From: Matthias Kaehlcke
Date: Tue Jul 03 2018 - 13:13:39 EST


On Thu, Jun 28, 2018 at 05:33:02PM -0700, Matthias Kaehlcke wrote:
> Hi,
>
> I stumbled across this patch since I'm currently poking around with
> early thermal bringup on a platform and this patch has been integrated
> in our development tree.
>
> I'm seeing some unexpected behaviors, which could entirely due to
> wrong expectation from my side. I only have some basic working
> knowledge of the thermal framework, just want to double check and
> perhaps learn a thing or two.
>
> On Mon, Feb 26, 2018 at 03:41:18PM +0100, Enric Balletbo i Serra wrote:
> > From: Zhang Rui <rui.zhang@xxxxxxxxx>
> >
> > Thermal "mode" sysfs attribute is introduced to enable/disable a thermal
> > zone, and .get_mode()/.set_mode() callback is introduced for platform
> > thermal driver to enable/disable the hardware thermal control logic. And
> > thermal core takes no action upon thermal zone enable/disable.
> >
> > Actually, this is not quite right because thermal core still pokes those
> > disabled thermal zones occasionally, e.g. upon system resume.
> >
> > To fix this, a new flag 'mode' is introduced in struct thermal_zone_device
> > to represent the thermal zone mode, and several decisions have been made
> > based on this flag, including
> > 1. check the thermal zone mode right after it's registered.
> > 2. skip updating thermal zone if the zone is disabled
> > 3. stop the polling timer when the thermal zone is disabled
> >
> > Note: basically, this patch doesn't affect the existing always-enabled
> > thermal zones much, with just one exception -
> > thermal zone .get_mode() must be well prepared to reflect the real thermal
> > zone status upon the thermal zone registration.
>
> From my perspective this looks like a pretty significant change. For
> the platform I'm working on I added a thermal zone to the device tree,
> with the expectation that it would be enabled. Judging from the code
> without this patch this expectation seems to be naive, since
> of-thermal.c sets tz->mode to THERMAL_DEVICE_DISABLED, so apparently
> either userspace or some driver should call _set_mode(tz,
> THERMAL_DEVICE_ENABLED). However even without this the thermal zone
> appears to be active (I didn't really test end-to-end yet, but at
> least thermal_zone_device_update() is called and calls
> handle_thermal_trip()). Not sure why this is the case with
> THERMAL_DEVICE_DISABLED, but before I learned about the existence of
> the flag my expectation was that the zone would be enabled.
>
> With this patch thermal_zone_device_update() is skipped if the zone
> hasn't been explictly enabled, which may be consistent with the state
> of 'tz->mode', but effectively changes the previous/current behavior.
>
> Not sure if I'm just dumbly overlooking something obvious or if there
> is an actual problem with of_thermal (and maybe others).

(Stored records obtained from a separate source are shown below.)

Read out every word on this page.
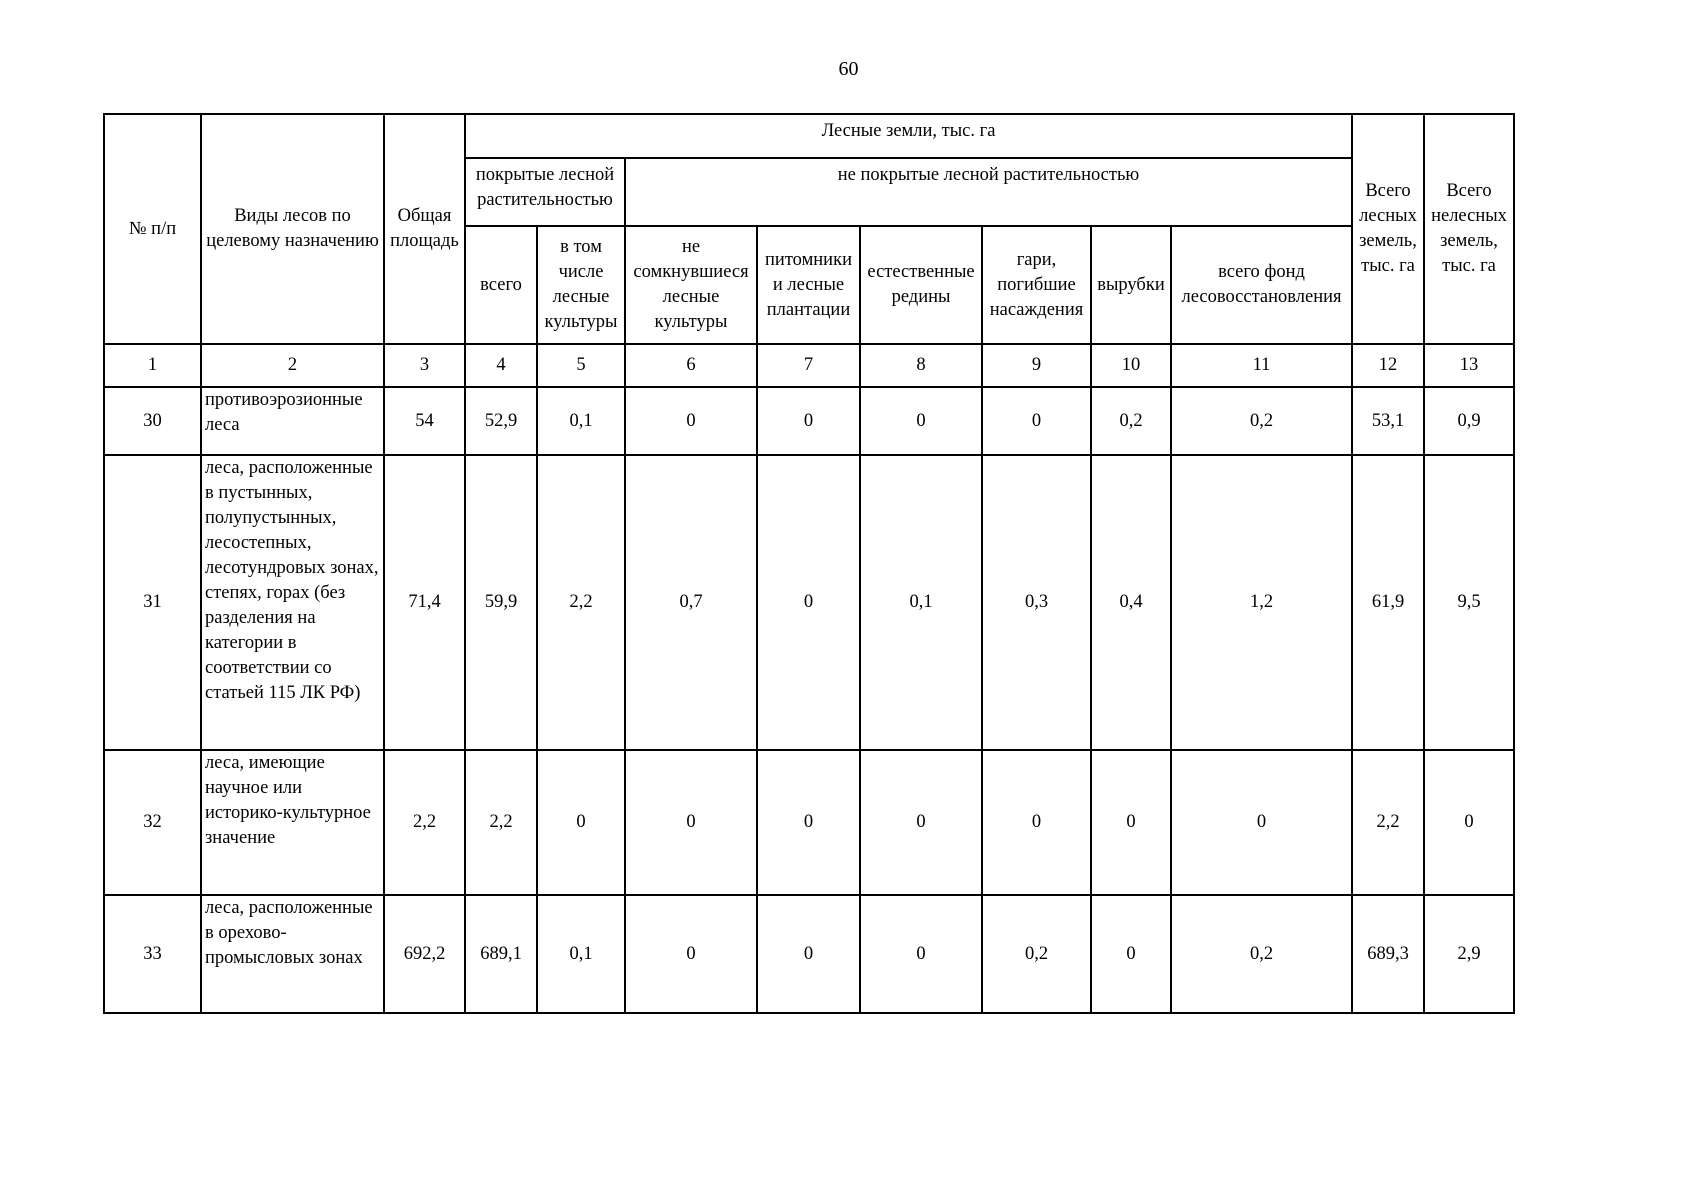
60
№ п/п	Виды лесов по целевому назначению	Общая площадь	Лесные земли, тыс. га								Всего лесных земель, тыс. га	Всего нелесных земель, тыс. га
			покрытые лесной растительностью		не покрытые лесной растительностью							
			всего	в том числе лесные культуры	не сомкнувшиеся лесные культуры	питомники и лесные плантации	естественные редины	гари, погибшие насаждения	вырубки	всего фонд лесовосстановления		
1	2	3	4	5	6	7	8	9	10	11	12	13
30	противоэрозионные леса	54	52,9	0,1	0	0	0	0	0,2	0,2	53,1	0,9
31	леса, расположенные в пустынных, полупустынных, лесостепных, лесотундровых зонах, степях, горах (без разделения на категории в соответствии со статьей 115 ЛК РФ)	71,4	59,9	2,2	0,7	0	0,1	0,3	0,4	1,2	61,9	9,5
32	леса, имеющие научное или историко-культурное значение	2,2	2,2	0	0	0	0	0	0	0	2,2	0
33	леса, расположенные в орехово-промысловых зонах	692,2	689,1	0,1	0	0	0	0,2	0	0,2	689,3	2,9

The problem is that there are now two 'mode' fields, tzd->mode and the
other typically tzd->devdata->mode, and tzd->mode is never set to enabled.

> thermal zone .get_mode() must be well prepared to reflect the real thermal
> zone status upon the thermal zone registration.

For of_thermal tzd->mode is initialized with the result of .get_mode()
when the zone is registered. At this time no sensor has been added
to the zone, hence the zone is disabled. When a sensor is added later
tzd->devdata->mode is set to enabled, however tzd->mode remains disabled:

tzd->mode = DISABLED
tzd->devdata->mode = DISABLED

of_parse_thermal_zones
thermal_zone_device_register
tzd->mode = tzd->get_mode() // => DISABLED

<sensor>_probe
thermal_zone_of_sensor_register
tzd->set_mode(THERMAL_DEVICE_ENABLED)
tzd->devdata->mode = ENABLED

One way to fix this for of_thermal could be to setting tzd->mode in
.set_mode() in addition to setting tzd->devdata->mode. However this
feels like a workaround/hack. Personally I find it confusing to have
two mode fields for a thermal zone device. Maybe tzd->mode should
replace tzd->devdata->mode?